Many times when a spouse passes, the surviving spouse will purchase a double or companion monument.  This means that the headstone, footstone, or anything else that is being used to mark the grave, is now centered over 2 graves as opposed to just one.  This kind of monument arrangement offers significant benefits over going with a conventional single monument at the time, and then matching another single later on:

To begin with, most people are concerned about cost, and even though the monument is bigger and costs more than a single monument upfront, in the long term it turns out to be cost-effective.  Whether granite or bronze, companion monuments require more material than a single monument.  When the surviving spouse passes though, the only thing left to do is engrave the empty side of the monument, which is a lot less expensive than purchasing a brand new monument.  Materials also fluctuate in cost, and knowing that engraving is the only future task to complete will leave you with financial piece of mind.

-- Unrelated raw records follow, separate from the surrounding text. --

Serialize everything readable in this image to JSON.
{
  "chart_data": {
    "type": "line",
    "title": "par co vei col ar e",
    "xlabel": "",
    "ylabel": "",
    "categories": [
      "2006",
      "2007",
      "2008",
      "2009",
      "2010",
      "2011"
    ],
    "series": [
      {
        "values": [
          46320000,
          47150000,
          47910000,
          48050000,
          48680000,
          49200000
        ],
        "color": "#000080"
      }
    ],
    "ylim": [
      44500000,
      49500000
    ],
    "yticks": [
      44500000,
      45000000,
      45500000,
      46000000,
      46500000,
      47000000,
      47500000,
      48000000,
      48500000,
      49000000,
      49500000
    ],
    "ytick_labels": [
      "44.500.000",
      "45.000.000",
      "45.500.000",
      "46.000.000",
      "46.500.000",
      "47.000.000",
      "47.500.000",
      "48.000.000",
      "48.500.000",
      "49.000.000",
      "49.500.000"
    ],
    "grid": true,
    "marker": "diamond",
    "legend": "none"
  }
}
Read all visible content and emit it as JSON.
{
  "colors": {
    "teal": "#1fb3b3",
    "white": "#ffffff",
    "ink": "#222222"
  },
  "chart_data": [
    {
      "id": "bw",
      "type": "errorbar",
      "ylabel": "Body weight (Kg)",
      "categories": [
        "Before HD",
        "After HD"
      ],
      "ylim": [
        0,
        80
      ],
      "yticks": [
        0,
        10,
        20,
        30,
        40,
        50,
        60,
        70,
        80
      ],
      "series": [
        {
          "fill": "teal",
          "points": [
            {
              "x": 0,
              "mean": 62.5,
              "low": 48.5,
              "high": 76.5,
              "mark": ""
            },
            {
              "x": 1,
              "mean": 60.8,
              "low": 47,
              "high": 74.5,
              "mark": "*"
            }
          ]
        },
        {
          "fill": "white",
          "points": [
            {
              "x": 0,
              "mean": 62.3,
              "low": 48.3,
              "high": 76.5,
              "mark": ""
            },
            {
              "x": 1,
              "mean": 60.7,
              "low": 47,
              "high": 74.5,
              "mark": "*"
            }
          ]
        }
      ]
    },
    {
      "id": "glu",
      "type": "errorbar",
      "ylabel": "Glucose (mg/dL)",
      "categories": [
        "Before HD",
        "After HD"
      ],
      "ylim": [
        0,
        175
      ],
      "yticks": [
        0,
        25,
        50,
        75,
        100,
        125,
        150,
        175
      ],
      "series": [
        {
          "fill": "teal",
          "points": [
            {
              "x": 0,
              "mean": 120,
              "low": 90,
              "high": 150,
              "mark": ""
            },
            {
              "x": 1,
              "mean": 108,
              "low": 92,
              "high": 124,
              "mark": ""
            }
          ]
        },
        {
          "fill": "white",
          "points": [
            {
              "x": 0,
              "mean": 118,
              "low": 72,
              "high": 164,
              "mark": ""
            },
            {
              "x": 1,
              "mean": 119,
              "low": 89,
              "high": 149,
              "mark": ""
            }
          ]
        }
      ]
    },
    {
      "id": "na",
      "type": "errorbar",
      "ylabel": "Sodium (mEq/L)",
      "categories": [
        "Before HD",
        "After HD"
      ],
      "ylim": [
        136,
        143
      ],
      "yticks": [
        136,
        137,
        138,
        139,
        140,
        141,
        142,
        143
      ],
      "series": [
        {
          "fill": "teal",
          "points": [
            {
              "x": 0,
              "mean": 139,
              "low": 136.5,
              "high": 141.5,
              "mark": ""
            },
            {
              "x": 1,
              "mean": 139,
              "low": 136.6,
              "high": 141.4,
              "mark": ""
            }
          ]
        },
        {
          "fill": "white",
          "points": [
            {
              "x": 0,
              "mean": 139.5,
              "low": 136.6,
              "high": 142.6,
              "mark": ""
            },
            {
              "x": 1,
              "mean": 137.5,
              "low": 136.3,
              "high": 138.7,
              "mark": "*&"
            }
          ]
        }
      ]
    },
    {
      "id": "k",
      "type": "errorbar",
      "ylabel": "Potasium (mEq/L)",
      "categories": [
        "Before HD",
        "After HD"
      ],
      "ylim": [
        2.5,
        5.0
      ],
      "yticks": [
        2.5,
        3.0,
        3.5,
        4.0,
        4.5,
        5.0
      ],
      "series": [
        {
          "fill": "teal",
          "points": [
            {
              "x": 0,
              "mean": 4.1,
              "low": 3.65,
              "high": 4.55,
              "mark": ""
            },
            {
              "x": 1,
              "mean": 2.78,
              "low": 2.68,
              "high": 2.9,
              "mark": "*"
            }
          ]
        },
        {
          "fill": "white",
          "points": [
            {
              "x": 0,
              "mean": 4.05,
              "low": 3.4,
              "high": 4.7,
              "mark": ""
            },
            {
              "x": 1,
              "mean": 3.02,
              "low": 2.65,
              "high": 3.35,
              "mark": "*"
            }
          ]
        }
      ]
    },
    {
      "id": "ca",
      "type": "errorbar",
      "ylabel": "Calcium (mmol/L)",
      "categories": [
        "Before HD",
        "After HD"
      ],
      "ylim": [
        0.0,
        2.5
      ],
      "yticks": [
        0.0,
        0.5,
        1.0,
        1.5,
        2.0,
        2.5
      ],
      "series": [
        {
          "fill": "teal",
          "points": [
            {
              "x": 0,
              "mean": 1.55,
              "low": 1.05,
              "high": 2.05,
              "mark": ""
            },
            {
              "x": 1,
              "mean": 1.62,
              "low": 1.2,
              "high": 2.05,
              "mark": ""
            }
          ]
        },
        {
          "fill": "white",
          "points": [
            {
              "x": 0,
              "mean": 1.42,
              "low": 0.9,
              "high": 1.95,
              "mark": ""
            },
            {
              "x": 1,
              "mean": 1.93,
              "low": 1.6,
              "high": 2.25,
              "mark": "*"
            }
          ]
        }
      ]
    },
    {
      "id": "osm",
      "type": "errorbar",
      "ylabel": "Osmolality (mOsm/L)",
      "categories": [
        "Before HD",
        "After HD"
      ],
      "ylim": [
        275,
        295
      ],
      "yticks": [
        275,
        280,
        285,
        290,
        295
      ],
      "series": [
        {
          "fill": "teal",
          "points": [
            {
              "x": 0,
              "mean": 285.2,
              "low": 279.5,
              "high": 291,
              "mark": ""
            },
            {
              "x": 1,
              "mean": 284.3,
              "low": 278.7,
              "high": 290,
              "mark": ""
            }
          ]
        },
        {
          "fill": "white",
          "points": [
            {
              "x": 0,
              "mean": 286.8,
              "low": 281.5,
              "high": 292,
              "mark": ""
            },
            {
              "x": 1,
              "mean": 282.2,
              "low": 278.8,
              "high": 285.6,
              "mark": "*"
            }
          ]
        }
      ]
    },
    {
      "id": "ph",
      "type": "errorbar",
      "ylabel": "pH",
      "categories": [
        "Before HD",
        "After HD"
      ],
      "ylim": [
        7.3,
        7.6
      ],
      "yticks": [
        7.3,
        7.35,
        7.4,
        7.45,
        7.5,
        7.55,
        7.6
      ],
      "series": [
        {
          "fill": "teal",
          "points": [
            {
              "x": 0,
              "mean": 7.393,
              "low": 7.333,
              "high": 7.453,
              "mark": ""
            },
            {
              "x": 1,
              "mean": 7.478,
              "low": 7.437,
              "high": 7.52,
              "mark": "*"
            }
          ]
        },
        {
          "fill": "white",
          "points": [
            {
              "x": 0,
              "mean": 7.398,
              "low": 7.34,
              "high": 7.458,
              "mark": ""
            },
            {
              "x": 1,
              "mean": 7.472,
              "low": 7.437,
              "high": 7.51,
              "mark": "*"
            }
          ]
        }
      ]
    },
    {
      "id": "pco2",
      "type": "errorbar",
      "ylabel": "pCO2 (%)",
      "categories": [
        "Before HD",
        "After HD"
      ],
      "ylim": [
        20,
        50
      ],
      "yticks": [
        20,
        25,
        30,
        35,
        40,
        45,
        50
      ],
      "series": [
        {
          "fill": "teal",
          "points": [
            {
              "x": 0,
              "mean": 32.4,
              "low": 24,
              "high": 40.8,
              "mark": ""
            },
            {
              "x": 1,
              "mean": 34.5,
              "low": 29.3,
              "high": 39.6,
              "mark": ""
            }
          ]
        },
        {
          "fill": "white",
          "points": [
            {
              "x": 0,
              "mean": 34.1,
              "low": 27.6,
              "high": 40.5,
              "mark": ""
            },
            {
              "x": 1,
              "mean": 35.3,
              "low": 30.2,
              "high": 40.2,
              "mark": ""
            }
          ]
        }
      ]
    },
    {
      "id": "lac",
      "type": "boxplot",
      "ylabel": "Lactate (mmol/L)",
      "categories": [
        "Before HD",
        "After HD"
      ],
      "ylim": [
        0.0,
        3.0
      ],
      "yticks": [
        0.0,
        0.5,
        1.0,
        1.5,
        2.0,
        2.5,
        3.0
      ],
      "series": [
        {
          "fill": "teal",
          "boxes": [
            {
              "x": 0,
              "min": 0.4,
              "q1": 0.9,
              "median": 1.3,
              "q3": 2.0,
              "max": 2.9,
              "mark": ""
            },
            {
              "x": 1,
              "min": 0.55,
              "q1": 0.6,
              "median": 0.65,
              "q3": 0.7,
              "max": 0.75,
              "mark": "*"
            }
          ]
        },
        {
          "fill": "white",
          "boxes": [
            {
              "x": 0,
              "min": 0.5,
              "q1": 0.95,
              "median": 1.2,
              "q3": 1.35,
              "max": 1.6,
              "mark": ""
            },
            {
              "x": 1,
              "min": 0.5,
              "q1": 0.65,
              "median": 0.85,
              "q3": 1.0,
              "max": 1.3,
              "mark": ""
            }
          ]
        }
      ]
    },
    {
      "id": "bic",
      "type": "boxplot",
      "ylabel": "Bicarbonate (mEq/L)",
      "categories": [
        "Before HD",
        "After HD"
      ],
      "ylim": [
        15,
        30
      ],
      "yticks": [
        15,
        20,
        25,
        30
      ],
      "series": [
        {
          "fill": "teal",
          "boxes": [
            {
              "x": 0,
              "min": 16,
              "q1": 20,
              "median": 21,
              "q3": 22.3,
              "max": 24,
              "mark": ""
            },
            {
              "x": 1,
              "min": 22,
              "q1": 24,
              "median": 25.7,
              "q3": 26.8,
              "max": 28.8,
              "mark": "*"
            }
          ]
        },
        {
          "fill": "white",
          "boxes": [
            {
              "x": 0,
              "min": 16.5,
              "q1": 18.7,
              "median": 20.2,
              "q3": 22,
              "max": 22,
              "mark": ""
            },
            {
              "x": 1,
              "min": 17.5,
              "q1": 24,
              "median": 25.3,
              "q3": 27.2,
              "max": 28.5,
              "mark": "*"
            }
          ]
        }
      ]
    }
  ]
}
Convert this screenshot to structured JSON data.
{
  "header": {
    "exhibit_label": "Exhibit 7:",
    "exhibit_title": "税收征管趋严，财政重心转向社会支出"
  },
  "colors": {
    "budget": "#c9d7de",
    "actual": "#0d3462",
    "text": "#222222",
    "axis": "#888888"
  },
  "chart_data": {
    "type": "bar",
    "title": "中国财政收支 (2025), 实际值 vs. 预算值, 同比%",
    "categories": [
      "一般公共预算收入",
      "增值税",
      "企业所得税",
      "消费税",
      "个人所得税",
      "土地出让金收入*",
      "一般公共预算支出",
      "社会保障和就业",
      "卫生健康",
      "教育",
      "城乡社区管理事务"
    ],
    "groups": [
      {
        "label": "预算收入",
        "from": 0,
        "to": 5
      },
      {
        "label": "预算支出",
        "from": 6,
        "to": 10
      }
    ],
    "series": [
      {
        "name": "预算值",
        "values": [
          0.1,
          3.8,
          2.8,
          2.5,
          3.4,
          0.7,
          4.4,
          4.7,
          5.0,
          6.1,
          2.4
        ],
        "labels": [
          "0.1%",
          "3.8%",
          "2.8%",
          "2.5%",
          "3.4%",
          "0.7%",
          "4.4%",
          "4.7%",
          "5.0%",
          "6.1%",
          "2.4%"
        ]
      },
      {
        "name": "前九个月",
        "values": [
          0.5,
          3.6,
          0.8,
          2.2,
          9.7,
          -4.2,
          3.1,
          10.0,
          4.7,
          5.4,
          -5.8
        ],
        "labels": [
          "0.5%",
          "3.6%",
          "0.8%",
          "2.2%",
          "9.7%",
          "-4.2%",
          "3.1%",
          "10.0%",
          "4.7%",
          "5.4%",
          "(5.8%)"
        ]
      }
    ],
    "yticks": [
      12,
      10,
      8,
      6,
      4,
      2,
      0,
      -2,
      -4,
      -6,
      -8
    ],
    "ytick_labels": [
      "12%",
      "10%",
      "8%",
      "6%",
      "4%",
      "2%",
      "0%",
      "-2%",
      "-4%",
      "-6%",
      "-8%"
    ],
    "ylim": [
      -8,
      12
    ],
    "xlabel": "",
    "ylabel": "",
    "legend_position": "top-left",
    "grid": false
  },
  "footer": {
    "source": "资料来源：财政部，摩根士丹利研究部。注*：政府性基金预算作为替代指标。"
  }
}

Secondly, just as couples like to be buried side by side, it is also preferred by many to share a joint monument.  The feelings of love and unity remain visible to all even after both individuals have passed.   Companion monuments leave room for separate inscriptions and emblems, while maintaining a look of togetherness.  Sometimes double monuments can be made of one piece of material, or separate pieces combined.  Either way the effect is achieved.

Lastly, because companion monuments are generally larger than individual ones, the family name on the stone will usually be accented.  A large visual of the family name makes it easier for cemetery visitors to find their loved ones, instead of scavenging around the cemetery.  In the event that more than two graves are owned at the location, a larger family name will create a general consensus that the area is occupied by that specific family.

Even though all of these benefits exist, some people still prefer to have their own single monuments, which is just as fine.  Remember, these monuments are up for you and your family members to be able to visit and remember your loved ones, so make arrangements based on your preferences.